Department of Pathology, Johns Hopkins University School of Medicine, Baltimore, MD 21205, USA.
McKusick-Nathans Institute of Genetics, Johns Hopkins University School of Medicine, Baltimore, MD 21205, USA.
Nucleic Acids Res. 2019 Mar 18;47(5):e27. doi: 10.1093/nar/gky1301.
Transposable elements (TEs) are interspersed repeat sequences that make up much of the human genome. Their expression has been implicated in development and disease. However, TE-derived RNA-seq reads are difficult to quantify. Past approaches have excluded these reads or aggregated RNA expression to subfamilies shared by similar TE copies, sacrificing quantitative accuracy or the genomic context necessary to understand the basis of TE transcription. As a result, the effects of TEs on gene expression and associated phenotypes are not well understood. Here, we present Software for Quantifying Interspersed Repeat Expression (SQuIRE), the first RNA-seq analysis pipeline that provides a quantitative and locus-specific picture of TE expression (https://github.com/wyang17/SQuIRE). SQuIRE is an accurate and user-friendly tool that can be used for a variety of species. We applied SQuIRE to RNA-seq from normal mouse tissues and a Drosophila model of amyotrophic lateral sclerosis. In both model organisms, we recapitulated previously reported TE subfamily expression levels and revealed locus-specific TE expression. We also identified differences in TE transcription patterns relating to transcript type, gene expression and RNA splicing that would be lost with other approaches using subfamily-level analyses.
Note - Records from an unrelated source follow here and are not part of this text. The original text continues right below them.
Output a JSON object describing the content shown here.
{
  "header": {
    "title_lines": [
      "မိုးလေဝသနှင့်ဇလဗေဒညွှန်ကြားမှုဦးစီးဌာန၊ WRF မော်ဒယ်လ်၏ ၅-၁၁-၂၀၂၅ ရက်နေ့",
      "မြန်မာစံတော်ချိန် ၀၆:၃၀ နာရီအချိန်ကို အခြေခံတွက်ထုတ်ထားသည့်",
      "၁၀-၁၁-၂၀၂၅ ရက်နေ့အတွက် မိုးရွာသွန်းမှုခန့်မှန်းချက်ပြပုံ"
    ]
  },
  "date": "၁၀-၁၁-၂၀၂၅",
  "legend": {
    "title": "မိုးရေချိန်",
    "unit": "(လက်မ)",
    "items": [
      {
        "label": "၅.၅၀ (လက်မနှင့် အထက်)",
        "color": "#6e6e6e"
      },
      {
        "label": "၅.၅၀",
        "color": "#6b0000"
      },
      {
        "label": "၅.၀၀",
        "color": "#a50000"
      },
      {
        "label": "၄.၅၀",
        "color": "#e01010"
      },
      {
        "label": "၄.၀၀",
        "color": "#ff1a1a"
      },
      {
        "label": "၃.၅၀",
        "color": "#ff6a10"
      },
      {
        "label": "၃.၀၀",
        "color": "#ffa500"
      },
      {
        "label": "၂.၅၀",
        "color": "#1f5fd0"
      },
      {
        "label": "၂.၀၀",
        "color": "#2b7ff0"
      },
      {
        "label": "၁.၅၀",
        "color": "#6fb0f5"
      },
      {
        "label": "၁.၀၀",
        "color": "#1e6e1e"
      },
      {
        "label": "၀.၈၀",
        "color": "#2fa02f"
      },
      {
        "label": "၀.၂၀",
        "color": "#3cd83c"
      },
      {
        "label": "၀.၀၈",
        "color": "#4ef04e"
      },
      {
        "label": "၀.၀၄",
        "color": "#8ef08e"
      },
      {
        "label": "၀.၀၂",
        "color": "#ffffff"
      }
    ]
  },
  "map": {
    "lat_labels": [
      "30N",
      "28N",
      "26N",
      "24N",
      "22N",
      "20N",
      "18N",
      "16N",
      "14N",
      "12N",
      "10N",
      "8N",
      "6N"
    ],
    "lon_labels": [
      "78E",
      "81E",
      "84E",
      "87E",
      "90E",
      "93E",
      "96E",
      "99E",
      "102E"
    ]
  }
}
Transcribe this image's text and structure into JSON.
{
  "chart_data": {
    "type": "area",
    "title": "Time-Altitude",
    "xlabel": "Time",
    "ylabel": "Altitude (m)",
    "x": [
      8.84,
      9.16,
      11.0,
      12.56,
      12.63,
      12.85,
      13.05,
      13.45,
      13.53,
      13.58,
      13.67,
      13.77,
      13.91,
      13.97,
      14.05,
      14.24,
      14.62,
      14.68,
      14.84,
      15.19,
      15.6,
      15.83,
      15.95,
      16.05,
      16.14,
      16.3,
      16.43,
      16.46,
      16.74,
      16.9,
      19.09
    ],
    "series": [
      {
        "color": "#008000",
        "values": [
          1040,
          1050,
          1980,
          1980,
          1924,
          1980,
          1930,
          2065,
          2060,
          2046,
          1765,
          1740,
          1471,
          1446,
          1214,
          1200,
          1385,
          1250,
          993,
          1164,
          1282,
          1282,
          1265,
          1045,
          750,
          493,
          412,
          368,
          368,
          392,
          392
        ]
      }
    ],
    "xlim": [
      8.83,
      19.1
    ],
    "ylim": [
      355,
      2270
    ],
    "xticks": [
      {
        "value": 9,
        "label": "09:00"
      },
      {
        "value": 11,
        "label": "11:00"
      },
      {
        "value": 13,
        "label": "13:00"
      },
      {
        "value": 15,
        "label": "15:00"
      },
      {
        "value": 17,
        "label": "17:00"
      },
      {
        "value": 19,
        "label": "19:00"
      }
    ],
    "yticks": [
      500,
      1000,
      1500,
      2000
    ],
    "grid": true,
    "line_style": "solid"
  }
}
Altogether, our findings illustrate the importance of studying TE transcription with locus-level resolution.
转座元件 (TEs) 是散布在基因组中的重复序列,它们构成了人类基因组的很大一部分。它们的表达与发育和疾病有关。然而,TE 衍生的 RNA-seq 读段很难定量。过去的方法要么排除这些读段,要么将 RNA 表达聚集到相似 TE 拷贝共享的亚家族中,从而牺牲了定量准确性或理解 TE 转录基础所需的基因组背景。因此,TE 对基因表达和相关表型的影响还不是很清楚。在这里,我们提出了用于量化散布重复序列表达的软件 (SQuIRE),这是第一个提供 TE 表达的定量和特定基因座的 RNA-seq 分析管道(https://github.com/wyang17/SQuIRE)。SQuIRE 是一种准确且用户友好的工具,可用于各种物种。我们将 SQuIRE 应用于正常小鼠组织和肌萎缩侧索硬化症的果蝇模型的 RNA-seq。在这两种模式生物中,我们重现了先前报道的 TE 亚家族表达水平,并揭示了特定基因座的 TE 表达。我们还发现,与使用亚家族水平分析的其他方法相比,与转录本类型、基因表达和 RNA 剪接相关的 TE 转录模式存在差异。总之,我们的研究结果说明了使用基因座水平分辨率研究 TE 转录的重要性。